I was talking to a successful, driven business owner and he asked me about motivation.
This surprised me, because he didn’t seem to need external motivation. He said he was having a hard time buckling down to tackle a particular piece of work. As a master at not doing what I should be doing, I could empathize. He was continuing to work very hard in his business. So hard in fact, that the first thought was that he needed a break in his business, but on digging more, that wasn’t it.
It wasn’t that he wasn’t motivated in his business, but that he wasn’t motivated to do that particular task set.
As Seth Godin says, we talk about writer’s block, but not about talker’s block or brick layer’s block. That’s because the problem isn’t that we can’t write, but that the block is a symptom of something else. Steven Pressfield calls it the Resistance.
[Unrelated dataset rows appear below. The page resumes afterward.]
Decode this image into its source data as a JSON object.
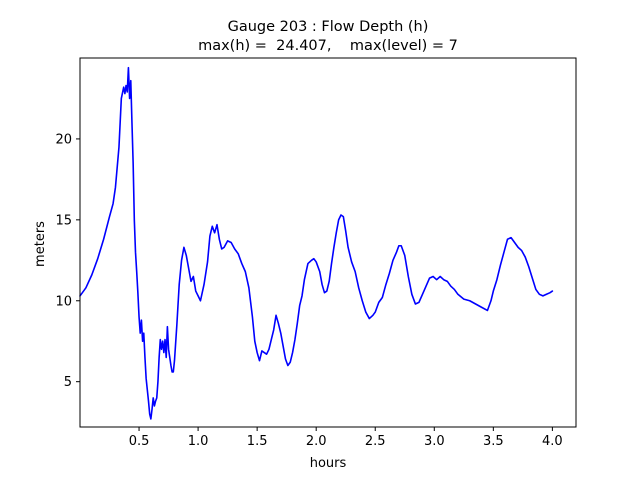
{
  "chart_data": {
    "type": "line",
    "title_line1": "Gauge 203 : Flow Depth (h)",
    "title_line2": "max(h) =  24.407,    max(level) = 7",
    "xlabel": "hours",
    "ylabel": "meters",
    "xlim": [
      0.0,
      4.2
    ],
    "ylim": [
      2.2,
      25.0
    ],
    "xticks": [
      0.5,
      1.0,
      1.5,
      2.0,
      2.5,
      3.0,
      3.5,
      4.0
    ],
    "xtick_labels": [
      "0.5",
      "1.0",
      "1.5",
      "2.0",
      "2.5",
      "3.0",
      "3.5",
      "4.0"
    ],
    "yticks": [
      5,
      10,
      15,
      20
    ],
    "ytick_labels": [
      "5",
      "10",
      "15",
      "20"
    ],
    "grid": false,
    "series": [
      {
        "color": "#0000ff",
        "x": [
          0.0,
          0.05,
          0.1,
          0.15,
          0.2,
          0.25,
          0.28,
          0.3,
          0.33,
          0.35,
          0.37,
          0.38,
          0.39,
          0.4,
          0.41,
          0.42,
          0.43,
          0.44,
          0.45,
          0.46,
          0.47,
          0.48,
          0.49,
          0.5,
          0.51,
          0.52,
          0.53,
          0.54,
          0.55,
          0.56,
          0.57,
          0.58,
          0.59,
          0.6,
          0.61,
          0.62,
          0.63,
          0.64,
          0.65,
          0.66,
          0.67,
          0.68,
          0.69,
          0.7,
          0.71,
          0.72,
          0.73,
          0.74,
          0.75,
          0.76,
          0.77,
          0.78,
          0.79,
          0.8,
          0.82,
          0.84,
          0.86,
          0.88,
          0.9,
          0.92,
          0.94,
          0.96,
          0.98,
          1.0,
          1.02,
          1.05,
          1.08,
          1.1,
          1.12,
          1.14,
          1.16,
          1.18,
          1.2,
          1.22,
          1.25,
          1.28,
          1.31,
          1.34,
          1.37,
          1.4,
          1.43,
          1.46,
          1.48,
          1.5,
          1.52,
          1.54,
          1.56,
          1.58,
          1.6,
          1.62,
          1.64,
          1.66,
          1.68,
          1.7,
          1.72,
          1.74,
          1.76,
          1.78,
          1.8,
          1.82,
          1.84,
          1.86,
          1.88,
          1.9,
          1.93,
          1.96,
          1.98,
          2.0,
          2.03,
          2.05,
          2.07,
          2.09,
          2.11,
          2.13,
          2.15,
          2.17,
          2.19,
          2.21,
          2.23,
          2.25,
          2.27,
          2.3,
          2.33,
          2.36,
          2.39,
          2.42,
          2.45,
          2.48,
          2.5,
          2.53,
          2.56,
          2.59,
          2.62,
          2.65,
          2.68,
          2.7,
          2.72,
          2.75,
          2.78,
          2.81,
          2.84,
          2.87,
          2.9,
          2.93,
          2.96,
          2.99,
          3.02,
          3.05,
          3.08,
          3.11,
          3.14,
          3.17,
          3.2,
          3.25,
          3.3,
          3.35,
          3.4,
          3.45,
          3.48,
          3.5,
          3.53,
          3.56,
          3.59,
          3.62,
          3.65,
          3.68,
          3.71,
          3.74,
          3.77,
          3.8,
          3.83,
          3.86,
          3.89,
          3.92,
          3.95,
          3.98,
          4.0
        ],
        "values": [
          10.3,
          10.8,
          11.6,
          12.6,
          13.8,
          15.2,
          16.0,
          17.0,
          19.5,
          22.5,
          23.2,
          22.8,
          23.3,
          22.9,
          24.4,
          22.5,
          23.6,
          21.0,
          18.5,
          15.0,
          13.0,
          11.8,
          10.5,
          9.0,
          8.0,
          8.8,
          7.5,
          8.0,
          6.5,
          5.2,
          4.5,
          3.8,
          3.0,
          2.7,
          3.3,
          4.0,
          3.5,
          3.8,
          4.0,
          5.0,
          6.5,
          7.6,
          7.0,
          7.5,
          6.8,
          7.6,
          6.5,
          8.4,
          7.0,
          6.5,
          6.0,
          5.6,
          5.6,
          6.3,
          8.5,
          11.0,
          12.5,
          13.3,
          12.8,
          12.0,
          11.2,
          11.5,
          10.6,
          10.3,
          10.0,
          11.0,
          12.4,
          14.0,
          14.6,
          14.2,
          14.7,
          13.8,
          13.2,
          13.3,
          13.7,
          13.6,
          13.2,
          12.9,
          12.3,
          11.8,
          10.8,
          9.0,
          7.5,
          6.8,
          6.3,
          6.9,
          6.8,
          6.7,
          7.0,
          7.6,
          8.2,
          9.1,
          8.6,
          8.0,
          7.2,
          6.4,
          6.0,
          6.2,
          6.8,
          7.6,
          8.6,
          9.7,
          10.3,
          11.3,
          12.3,
          12.5,
          12.6,
          12.4,
          11.8,
          11.0,
          10.5,
          10.6,
          11.2,
          12.3,
          13.3,
          14.2,
          15.0,
          15.3,
          15.2,
          14.3,
          13.3,
          12.4,
          11.8,
          10.8,
          10.0,
          9.3,
          8.9,
          9.1,
          9.3,
          9.9,
          10.2,
          11.0,
          11.7,
          12.5,
          13.0,
          13.4,
          13.4,
          12.8,
          11.5,
          10.4,
          9.8,
          9.9,
          10.4,
          10.9,
          11.4,
          11.5,
          11.3,
          11.5,
          11.3,
          11.2,
          10.9,
          10.7,
          10.4,
          10.1,
          10.0,
          9.8,
          9.6,
          9.4,
          10.0,
          10.6,
          11.3,
          12.2,
          13.0,
          13.8,
          13.9,
          13.6,
          13.3,
          13.1,
          12.7,
          12.1,
          11.4,
          10.7,
          10.4,
          10.3,
          10.4,
          10.5,
          10.6
        ]
      }
    ]
  }
}
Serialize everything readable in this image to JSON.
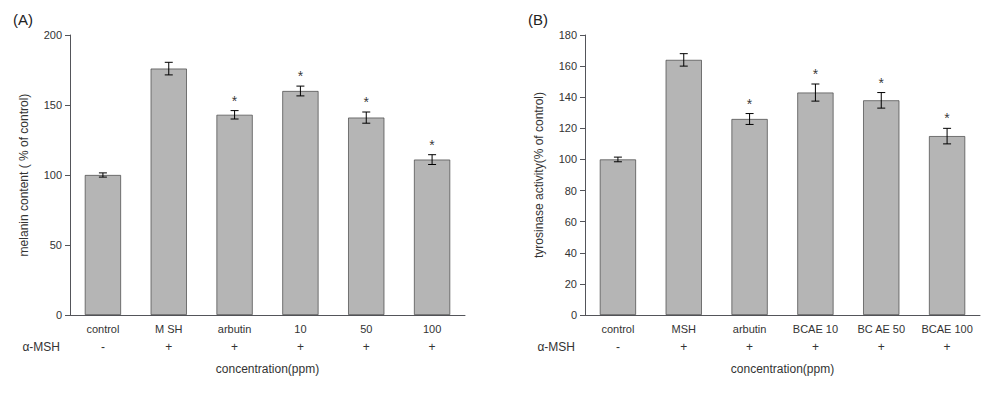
{
  "chart_data": [
    {
      "type": "bar",
      "title": "(A)",
      "categories": [
        "control",
        "M SH",
        "arbutin",
        "10",
        "50",
        "100"
      ],
      "values": [
        100,
        176,
        143,
        160,
        141,
        111
      ],
      "errors": [
        1.5,
        4.5,
        3.0,
        3.5,
        4.0,
        3.5
      ],
      "annotations": [
        {
          "category": "arbutin",
          "text": "*"
        },
        {
          "category": "10",
          "text": "*"
        },
        {
          "category": "50",
          "text": "*"
        },
        {
          "category": "100",
          "text": "*"
        }
      ],
      "category_row": {
        "label": "α-MSH",
        "values": [
          "-",
          "+",
          "+",
          "+",
          "+",
          "+"
        ]
      },
      "ylabel": "melanin content ( % of control)",
      "xlabel": "concentration(ppm)",
      "color": "#b5b5b5",
      "ylim": [
        0,
        200
      ],
      "yticks": [
        0,
        50,
        100,
        150,
        200
      ],
      "grid": false
    },
    {
      "type": "bar",
      "title": "(B)",
      "categories": [
        "control",
        "MSH",
        "arbutin",
        "BCAE 10",
        "BC AE 50",
        "BCAE 100"
      ],
      "values": [
        100,
        164,
        126,
        143,
        138,
        115
      ],
      "errors": [
        1.5,
        4.0,
        3.5,
        5.5,
        5.0,
        5.0
      ],
      "annotations": [
        {
          "category": "arbutin",
          "text": "*"
        },
        {
          "category": "BCAE 10",
          "text": "*"
        },
        {
          "category": "BC AE 50",
          "text": "*"
        },
        {
          "category": "BCAE 100",
          "text": "*"
        }
      ],
      "category_row": {
        "label": "α-MSH",
        "values": [
          "-",
          "+",
          "+",
          "+",
          "+",
          "+"
        ]
      },
      "ylabel": "tyrosinase activity(% of control)",
      "xlabel": "concentration(ppm)",
      "color": "#b5b5b5",
      "ylim": [
        0,
        180
      ],
      "yticks": [
        0,
        20,
        40,
        60,
        80,
        100,
        120,
        140,
        160,
        180
      ],
      "grid": false
    }
  ]
}
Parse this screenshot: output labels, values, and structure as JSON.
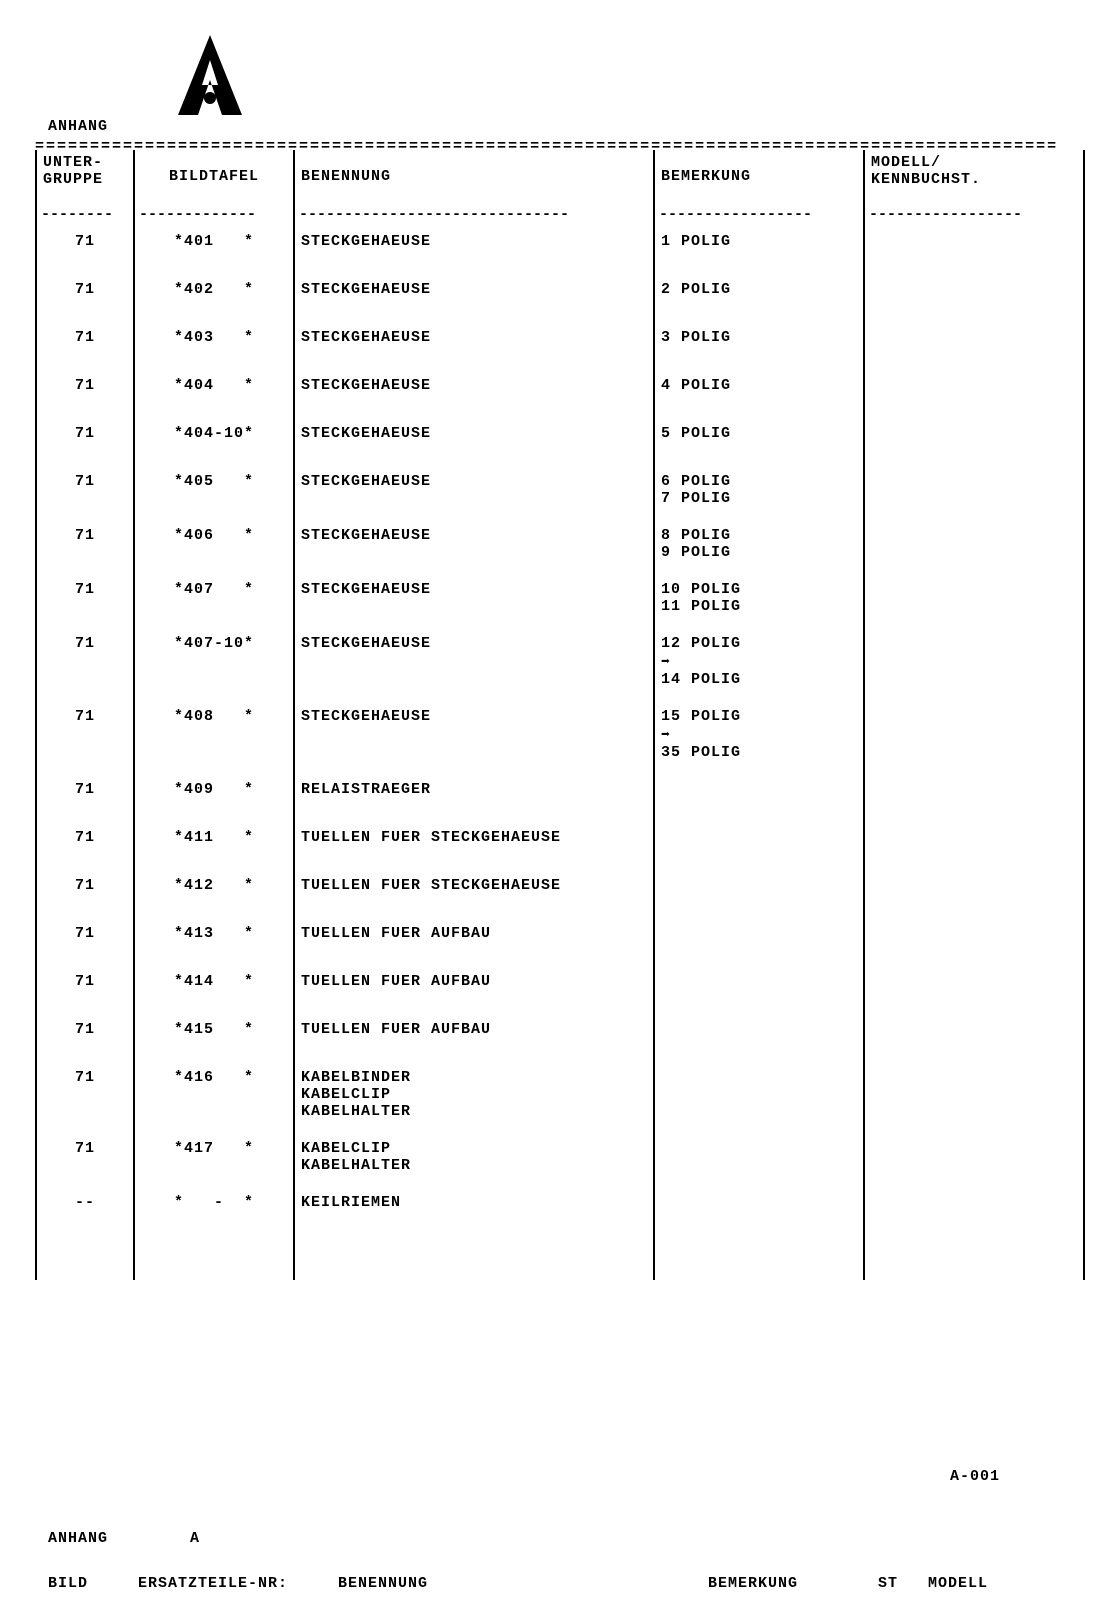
{
  "header": {
    "title": "ANHANG",
    "separator": "=============================================================================================",
    "page_code": "A-001",
    "footer_title": "ANHANG",
    "footer_a": "A",
    "footer_bild": "BILD",
    "footer_ersatz": "ERSATZTEILE-NR:",
    "footer_benennung": "BENENNUNG",
    "footer_bemerkung": "BEMERKUNG",
    "footer_st": "ST",
    "footer_modell": "MODELL"
  },
  "columns": {
    "c1a": "UNTER-",
    "c1b": "GRUPPE",
    "c2": "BILDTAFEL",
    "c3": "BENENNUNG",
    "c4": "BEMERKUNG",
    "c5a": "MODELL/",
    "c5b": "KENNBUCHST."
  },
  "dashes": {
    "d1": "--------",
    "d2": "-------------",
    "d3": "------------------------------",
    "d4": "-----------------",
    "d5": "-----------------"
  },
  "rows": [
    {
      "ug": "71",
      "bt": "*401   *",
      "ben": "STECKGEHAEUSE",
      "bem": "1 POLIG",
      "mk": ""
    },
    {
      "ug": "71",
      "bt": "*402   *",
      "ben": "STECKGEHAEUSE",
      "bem": "2 POLIG",
      "mk": ""
    },
    {
      "ug": "71",
      "bt": "*403   *",
      "ben": "STECKGEHAEUSE",
      "bem": "3 POLIG",
      "mk": ""
    },
    {
      "ug": "71",
      "bt": "*404   *",
      "ben": "STECKGEHAEUSE",
      "bem": "4 POLIG",
      "mk": ""
    },
    {
      "ug": "71",
      "bt": "*404-10*",
      "ben": "STECKGEHAEUSE",
      "bem": "5 POLIG",
      "mk": ""
    },
    {
      "ug": "71",
      "bt": "*405   *",
      "ben": "STECKGEHAEUSE",
      "bem": "6 POLIG\n7 POLIG",
      "mk": ""
    },
    {
      "ug": "71",
      "bt": "*406   *",
      "ben": "STECKGEHAEUSE",
      "bem": "8 POLIG\n9 POLIG",
      "mk": ""
    },
    {
      "ug": "71",
      "bt": "*407   *",
      "ben": "STECKGEHAEUSE",
      "bem": "10 POLIG\n11 POLIG",
      "mk": ""
    },
    {
      "ug": "71",
      "bt": "*407-10*",
      "ben": "STECKGEHAEUSE",
      "bem": "12 POLIG\n➡\n14 POLIG",
      "mk": ""
    },
    {
      "ug": "71",
      "bt": "*408   *",
      "ben": "STECKGEHAEUSE",
      "bem": "15 POLIG\n➡\n35 POLIG",
      "mk": ""
    },
    {
      "ug": "71",
      "bt": "*409   *",
      "ben": "RELAISTRAEGER",
      "bem": "",
      "mk": ""
    },
    {
      "ug": "71",
      "bt": "*411   *",
      "ben": "TUELLEN FUER STECKGEHAEUSE",
      "bem": "",
      "mk": ""
    },
    {
      "ug": "71",
      "bt": "*412   *",
      "ben": "TUELLEN FUER STECKGEHAEUSE",
      "bem": "",
      "mk": ""
    },
    {
      "ug": "71",
      "bt": "*413   *",
      "ben": "TUELLEN FUER AUFBAU",
      "bem": "",
      "mk": ""
    },
    {
      "ug": "71",
      "bt": "*414   *",
      "ben": "TUELLEN FUER AUFBAU",
      "bem": "",
      "mk": ""
    },
    {
      "ug": "71",
      "bt": "*415   *",
      "ben": "TUELLEN FUER AUFBAU",
      "bem": "",
      "mk": ""
    },
    {
      "ug": "71",
      "bt": "*416   *",
      "ben": "KABELBINDER\nKABELCLIP\nKABELHALTER",
      "bem": "",
      "mk": ""
    },
    {
      "ug": "71",
      "bt": "*417   *",
      "ben": "KABELCLIP\nKABELHALTER",
      "bem": "",
      "mk": ""
    },
    {
      "ug": "--",
      "bt": "*   -  *",
      "ben": "KEILRIEMEN",
      "bem": "",
      "mk": ""
    },
    {
      "ug": "",
      "bt": "",
      "ben": "",
      "bem": "",
      "mk": ""
    }
  ]
}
We resist doing the work.
It could be fear that our work will be ridiculed, or we think it may be ineffective and we will have wasted time, or we have a sense that this work is not addressing the real problems.
It’s easier to call it a lack of motivation than to dig in to find out what is really going on. Lack of motivation can be addressed with pithy slogans and pep talks.
This business owner needed to dig into why he felt this task would the best way to get his intended outcome. He may even have to dig deeper into why that particular outcome is important and if the chosen strategy with resulting task set is the right way to address it.
You don’t need a motivational motto to force you to do the work. When you find yourself reluctant to move ahead with a task set you have assigned yourself, dig in to find out what the resistance is and address that.